Lawmakers worked through the weekend to find a compromise to reverse the pit bull court ruling. Without a change, many pit bull owners could face eviction. The failed compromise would have affected every dog owner by establishing a new legal standard that would favor dog bite victims.
The Senate ratified the deal unanimously, but the House did not vote on it.
Lawmakers overcame disagreement to pass a major campaign finance bill. If signed by O'Malley, the legislation would close a loophole that has allowed certain campaign contributors to far exceed the state's limits by giving through multiple limited-liability corporations or partnerships.
The measure would also raise the state's maximum allowed campaign contributions for the first time since the early 1990s. It would increase the amount an individual or company can give to one candidate from $4,000 in an election cycle to $6,000. It also would impose new reporting requirements for candidates.

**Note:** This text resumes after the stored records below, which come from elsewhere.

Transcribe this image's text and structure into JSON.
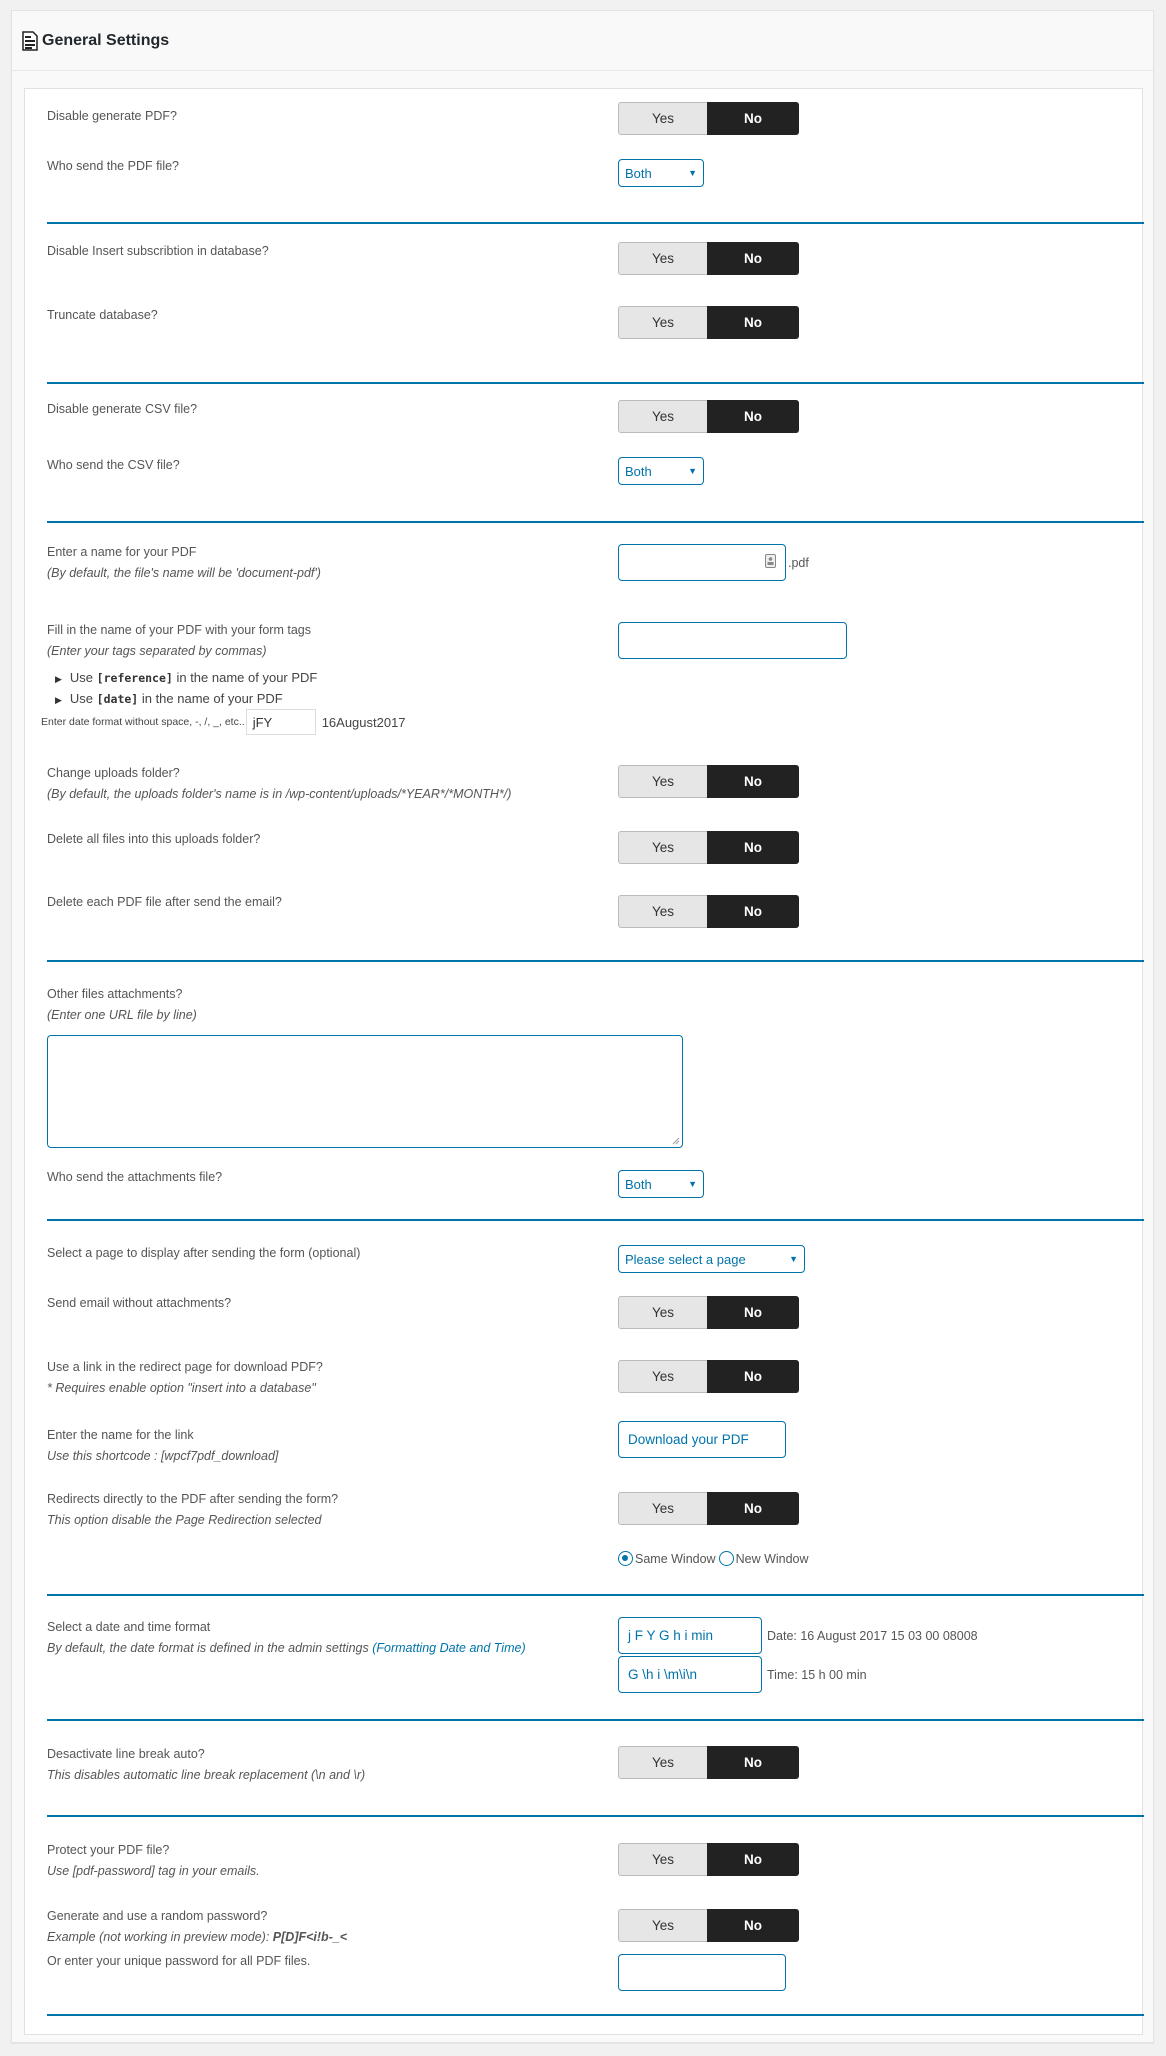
{
  "header": {
    "title": "General Settings",
    "icon": "document-icon"
  },
  "toggle": {
    "yes": "Yes",
    "no": "No",
    "selected": "No"
  },
  "sections": {
    "pdf": {
      "disable_generate_pdf": "Disable generate PDF?",
      "who_send_pdf": "Who send the PDF file?",
      "who_send_pdf_value": "Both"
    },
    "database": {
      "disable_insert": "Disable Insert subscribtion in database?",
      "truncate": "Truncate database?"
    },
    "csv": {
      "disable_generate_csv": "Disable generate CSV file?",
      "who_send_csv": "Who send the CSV file?",
      "who_send_csv_value": "Both"
    },
    "naming": {
      "pdf_name_label": "Enter a name for your PDF",
      "pdf_name_sub": "(By default, the file's name will be 'document-pdf')",
      "pdf_name_value": "",
      "pdf_suffix": ".pdf",
      "tags_label": "Fill in the name of your PDF with your form tags",
      "tags_sub": "(Enter your tags separated by commas)",
      "tags_value": "",
      "use_prefix": "Use",
      "reference_tag": "[reference]",
      "date_tag": "[date]",
      "use_suffix": "in the name of your PDF",
      "date_format_label": "Enter date format without space, -, /, _, etc..",
      "date_format_value": "jFY",
      "date_format_preview": "16August2017",
      "change_uploads": "Change uploads folder?",
      "change_uploads_sub": "(By default, the uploads folder's name is in /wp-content/uploads/*YEAR*/*MONTH*/)",
      "delete_all_files": "Delete all files into this uploads folder?",
      "delete_each_pdf": "Delete each PDF file after send the email?"
    },
    "attachments": {
      "other_files_label": "Other files attachments?",
      "other_files_sub": "(Enter one URL file by line)",
      "other_files_value": "",
      "who_send_attachments": "Who send the attachments file?",
      "who_send_attachments_value": "Both"
    },
    "redirect": {
      "select_page_label": "Select a page to display after sending the form (optional)",
      "select_page_value": "Please select a page",
      "send_without_attachments": "Send email without attachments?",
      "use_link_label": "Use a link in the redirect page for download PDF?",
      "use_link_sub": "* Requires enable option \"insert into a database\"",
      "link_name_label": "Enter the name for the link",
      "link_name_sub": "Use this shortcode : [wpcf7pdf_download]",
      "link_name_value": "Download your PDF",
      "redirect_pdf_label": "Redirects directly to the PDF after sending the form?",
      "redirect_pdf_sub": "This option disable the Page Redirection selected",
      "window_options": [
        {
          "label": "Same Window",
          "checked": true
        },
        {
          "label": "New Window",
          "checked": false
        }
      ]
    },
    "datetime": {
      "label": "Select a date and time format",
      "sub": "By default, the date format is defined in the admin settings",
      "sub_link": "(Formatting Date and Time)",
      "date_format_value": "j F Y G h i min",
      "date_preview": "Date: 16 August 2017 15 03 00 08008",
      "time_format_value": "G \\h i \\m\\i\\n",
      "time_preview": "Time: 15 h 00 min"
    },
    "linebreak": {
      "label": "Desactivate line break auto?",
      "sub": "This disables automatic line break replacement (\\n and \\r)"
    },
    "protect": {
      "protect_label": "Protect your PDF file?",
      "protect_sub": "Use [pdf-password] tag in your emails.",
      "random_label": "Generate and use a random password?",
      "random_sub_prefix": "Example (not working in preview mode): ",
      "random_example": "P[D]F<i!b-_<",
      "unique_label": "Or enter your unique password for all PDF files.",
      "unique_value": ""
    }
  },
  "colors": {
    "accent": "#0073aa",
    "toggle_on": "#222222",
    "toggle_off": "#e6e6e6"
  }
}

Other bills passed Monday would create term limits for the Morgan State University Board of Regents and reform the state's eviction law so that people cannot be locked out of their homes without a court order.
Several hundred bills died Monday night without a final vote. A bill that would have spelled out the rights of some surrogate mothers, the people who contract with them and the children born from the arrangements died without a vote in the House Judiciary Committee.
A measure to designate the soft-shell crab sandwich as the state sandwich also died.
"It's a bill that can wait for another day," Miller said.